I’m seeing a lot of variance in the ratios. Some flails have longer handles, some have short. Some have chains as long or longer than the handle, some have almost non-existent chains. What are the advantages and disadvantages of various handle and chain lengths, and is there an “optimal” ratio?
I’m going to risk there is none.
Many hand to hand combat weapons were bespoke to the user.
Using an example I’m fairly familiar with:
In Portugal, we have a martial art called jogo do pau. It uses a simple wooden staff. Today’s schools insist the staff has a standard lenght, width and shape.
An old school practitioner I had the pleasure to meet taught me the staff was always made to fit the wielder, not the opposite.
As a general guide line, it should have the lenght of the distance from the wielder’s armpit to the ground but there would be people that prefered longer or shorter staffs. Some people would prefer thinner staffs, nearly cylindrical in shape, others would prefers heavier, thicker, almost eliptical in profile. The amount of customisation and variation capable of being put into the weapon itself was so diverse, it made each staff unique.
I’d risk this same logic would apply to more classic weapons, like the flails you ask about.
Infrapink@thebrainbin.org 3 weeks ago
[https://acoup.blog/2019/06/07/collections-the-siege-of-gondor-part-v-just-flailing-about-flails/](The optimum is no chain at all).
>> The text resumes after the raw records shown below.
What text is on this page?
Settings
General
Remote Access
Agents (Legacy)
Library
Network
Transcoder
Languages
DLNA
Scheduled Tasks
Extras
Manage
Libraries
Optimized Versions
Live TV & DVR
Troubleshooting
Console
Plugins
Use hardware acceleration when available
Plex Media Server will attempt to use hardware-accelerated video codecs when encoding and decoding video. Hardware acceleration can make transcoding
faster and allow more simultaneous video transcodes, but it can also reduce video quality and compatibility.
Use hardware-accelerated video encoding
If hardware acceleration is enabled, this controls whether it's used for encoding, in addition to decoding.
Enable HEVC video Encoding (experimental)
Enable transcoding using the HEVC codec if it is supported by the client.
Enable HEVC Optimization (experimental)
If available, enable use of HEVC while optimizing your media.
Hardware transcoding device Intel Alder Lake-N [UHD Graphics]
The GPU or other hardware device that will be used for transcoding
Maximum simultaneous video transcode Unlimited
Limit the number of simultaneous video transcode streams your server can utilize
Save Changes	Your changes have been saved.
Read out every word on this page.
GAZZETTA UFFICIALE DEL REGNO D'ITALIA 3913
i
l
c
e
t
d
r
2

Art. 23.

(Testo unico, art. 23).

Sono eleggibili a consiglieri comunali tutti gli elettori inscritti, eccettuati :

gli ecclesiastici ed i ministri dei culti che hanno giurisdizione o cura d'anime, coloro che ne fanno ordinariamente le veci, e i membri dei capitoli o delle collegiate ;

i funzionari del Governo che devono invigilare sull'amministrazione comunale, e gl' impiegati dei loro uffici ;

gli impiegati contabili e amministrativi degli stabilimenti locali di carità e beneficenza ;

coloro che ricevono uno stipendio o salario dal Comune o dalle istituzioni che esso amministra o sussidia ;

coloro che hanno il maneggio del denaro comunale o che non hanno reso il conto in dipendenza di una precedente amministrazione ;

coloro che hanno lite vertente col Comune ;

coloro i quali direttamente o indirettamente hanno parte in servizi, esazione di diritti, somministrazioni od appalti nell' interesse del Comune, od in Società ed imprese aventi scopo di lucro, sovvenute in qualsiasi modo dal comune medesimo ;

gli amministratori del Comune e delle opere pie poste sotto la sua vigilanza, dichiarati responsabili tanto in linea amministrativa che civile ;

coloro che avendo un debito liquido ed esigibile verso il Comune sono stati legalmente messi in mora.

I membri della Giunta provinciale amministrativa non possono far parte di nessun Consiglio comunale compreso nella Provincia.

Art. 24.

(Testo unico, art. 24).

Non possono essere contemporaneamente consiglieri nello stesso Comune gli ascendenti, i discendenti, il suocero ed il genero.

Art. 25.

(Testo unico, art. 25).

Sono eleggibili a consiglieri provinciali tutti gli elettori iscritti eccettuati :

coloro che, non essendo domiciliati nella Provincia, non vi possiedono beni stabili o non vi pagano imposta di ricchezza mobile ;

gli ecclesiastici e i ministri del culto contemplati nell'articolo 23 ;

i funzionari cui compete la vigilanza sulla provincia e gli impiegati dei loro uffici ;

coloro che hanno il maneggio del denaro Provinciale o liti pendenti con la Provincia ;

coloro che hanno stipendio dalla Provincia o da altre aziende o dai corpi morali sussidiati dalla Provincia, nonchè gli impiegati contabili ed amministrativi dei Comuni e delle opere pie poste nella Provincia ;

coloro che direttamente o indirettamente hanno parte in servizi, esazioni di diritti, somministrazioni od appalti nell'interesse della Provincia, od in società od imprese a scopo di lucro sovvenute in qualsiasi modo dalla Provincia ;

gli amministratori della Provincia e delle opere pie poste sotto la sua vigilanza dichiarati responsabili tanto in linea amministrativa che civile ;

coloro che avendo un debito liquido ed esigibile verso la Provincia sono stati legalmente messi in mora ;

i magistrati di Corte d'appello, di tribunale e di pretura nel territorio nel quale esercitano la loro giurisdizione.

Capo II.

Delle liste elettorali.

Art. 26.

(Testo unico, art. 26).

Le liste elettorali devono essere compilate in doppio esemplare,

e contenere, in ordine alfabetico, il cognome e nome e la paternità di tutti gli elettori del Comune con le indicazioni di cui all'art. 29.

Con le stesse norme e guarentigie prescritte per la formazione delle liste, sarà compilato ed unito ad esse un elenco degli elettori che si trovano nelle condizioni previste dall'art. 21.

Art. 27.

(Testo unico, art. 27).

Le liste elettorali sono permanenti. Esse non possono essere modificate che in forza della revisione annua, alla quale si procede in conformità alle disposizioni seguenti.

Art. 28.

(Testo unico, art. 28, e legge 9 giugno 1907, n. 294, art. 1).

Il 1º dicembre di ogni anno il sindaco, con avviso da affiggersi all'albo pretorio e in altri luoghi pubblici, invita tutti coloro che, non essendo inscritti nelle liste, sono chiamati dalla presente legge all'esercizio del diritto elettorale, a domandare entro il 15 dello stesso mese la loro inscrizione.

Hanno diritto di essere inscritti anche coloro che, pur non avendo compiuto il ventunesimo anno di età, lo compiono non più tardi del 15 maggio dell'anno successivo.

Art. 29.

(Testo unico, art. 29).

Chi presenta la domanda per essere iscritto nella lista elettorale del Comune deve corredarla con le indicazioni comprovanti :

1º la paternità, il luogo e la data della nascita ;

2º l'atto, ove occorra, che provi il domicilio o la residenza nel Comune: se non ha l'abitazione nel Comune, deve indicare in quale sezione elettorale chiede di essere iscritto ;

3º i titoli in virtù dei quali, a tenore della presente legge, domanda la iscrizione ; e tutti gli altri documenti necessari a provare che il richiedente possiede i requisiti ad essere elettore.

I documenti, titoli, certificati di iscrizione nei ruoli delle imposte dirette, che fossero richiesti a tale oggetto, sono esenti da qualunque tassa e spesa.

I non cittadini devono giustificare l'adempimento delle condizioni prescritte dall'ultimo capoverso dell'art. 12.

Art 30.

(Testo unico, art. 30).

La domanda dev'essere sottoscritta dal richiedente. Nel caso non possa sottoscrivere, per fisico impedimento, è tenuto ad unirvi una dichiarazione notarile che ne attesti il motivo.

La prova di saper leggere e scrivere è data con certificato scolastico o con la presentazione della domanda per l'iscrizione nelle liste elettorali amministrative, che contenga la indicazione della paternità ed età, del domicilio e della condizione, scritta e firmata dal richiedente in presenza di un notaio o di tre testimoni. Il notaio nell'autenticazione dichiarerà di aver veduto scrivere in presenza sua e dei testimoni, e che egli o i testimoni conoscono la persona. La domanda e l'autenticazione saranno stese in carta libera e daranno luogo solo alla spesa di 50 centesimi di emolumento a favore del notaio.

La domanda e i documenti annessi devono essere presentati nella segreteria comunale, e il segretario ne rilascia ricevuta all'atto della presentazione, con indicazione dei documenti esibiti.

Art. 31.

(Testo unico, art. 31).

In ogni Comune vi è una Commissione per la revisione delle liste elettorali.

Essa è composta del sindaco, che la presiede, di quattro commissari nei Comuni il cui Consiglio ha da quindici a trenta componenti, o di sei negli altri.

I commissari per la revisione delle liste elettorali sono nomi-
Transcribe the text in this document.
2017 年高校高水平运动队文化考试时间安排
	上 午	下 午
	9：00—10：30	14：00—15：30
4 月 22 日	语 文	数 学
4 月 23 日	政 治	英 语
A flail is a really bad weapon. The chain makes it difficult to control, puts you at great risk of hitting yourself, while not giving you any reach advantage. Real flails were medieval agricultural tools that were sometimes used as improvised weapons, but if you had access to an axe or spear, you would use that. If you have a big spiky ball of iron, it's much more effective to put it at the end of a rigid wooden staff and whack people with it that way; in other words, a mace is strictly better.
That said, real chain-based weapons do have their uses. The lkusarigama is made by attaching a sickle to a wooden handle with a long chain. It is used to entangle and disarm your opponent, at which point you can close in and slash them with the sickle end. Since it involves swinging a sickle on the end of a long chain, it would never be used in pitched battle lest you hit your comrades, and in any case spears are more useful when armies clash. However, kusarigamas were quite handy in one-on-one combat; since they were easy to conceal and could be disguised as agricultural tools, they were primarily used by ninjas and city guards
So to give an answer to your question, if you're going to use a chain-based weapon, the optimum length is long enough to completely wrap around somebody. And in that situation, you want a fairly light, small business end, not a big metal ball.
dingus@lemmy.world 3 weeks ago
This essentially answers my question of how in the world were flails like in the OP’s question a thing? Answer: they probably never were
Even child me was confused at how you could use such a weapon without injuring yourself.
grue@lemmy.world 3 weeks ago
How were they used agriculturally?
einkorn@feddit.org 3 weeks ago
Flails are used for threshing.
Thedogdrinkscoffee@lemmy.ca 3 weeks ago
But I’m told there is great power in swinging a chain.
EndlessNightmare@reddthat.com 3 weeks ago
So maybe something like a rope dart, meteor hammer, or bolas? I’ve seen some YouTube videos on meteor hammers, and it looks like one way to use them is by throwing the weighted end as a projectile and using the chain (or very often a rope) to retrieve/retract it.
I agree though, flails as shown above seem like an unwieldy garbage weapon. If I had to use one, I’d want a very short chain on it, so probably 2nd from the left on the bottom row.
sem@piefed.blahaj.zone 3 weeks ago
Unfortunately in some medieval combat sports, the “speed flail,” a foam ball tethered to a handle, is an easy non-historic way to bypass a shield – swing at the top of the shield, and the ball wraps around to hit the opponent’s shield or sword arm.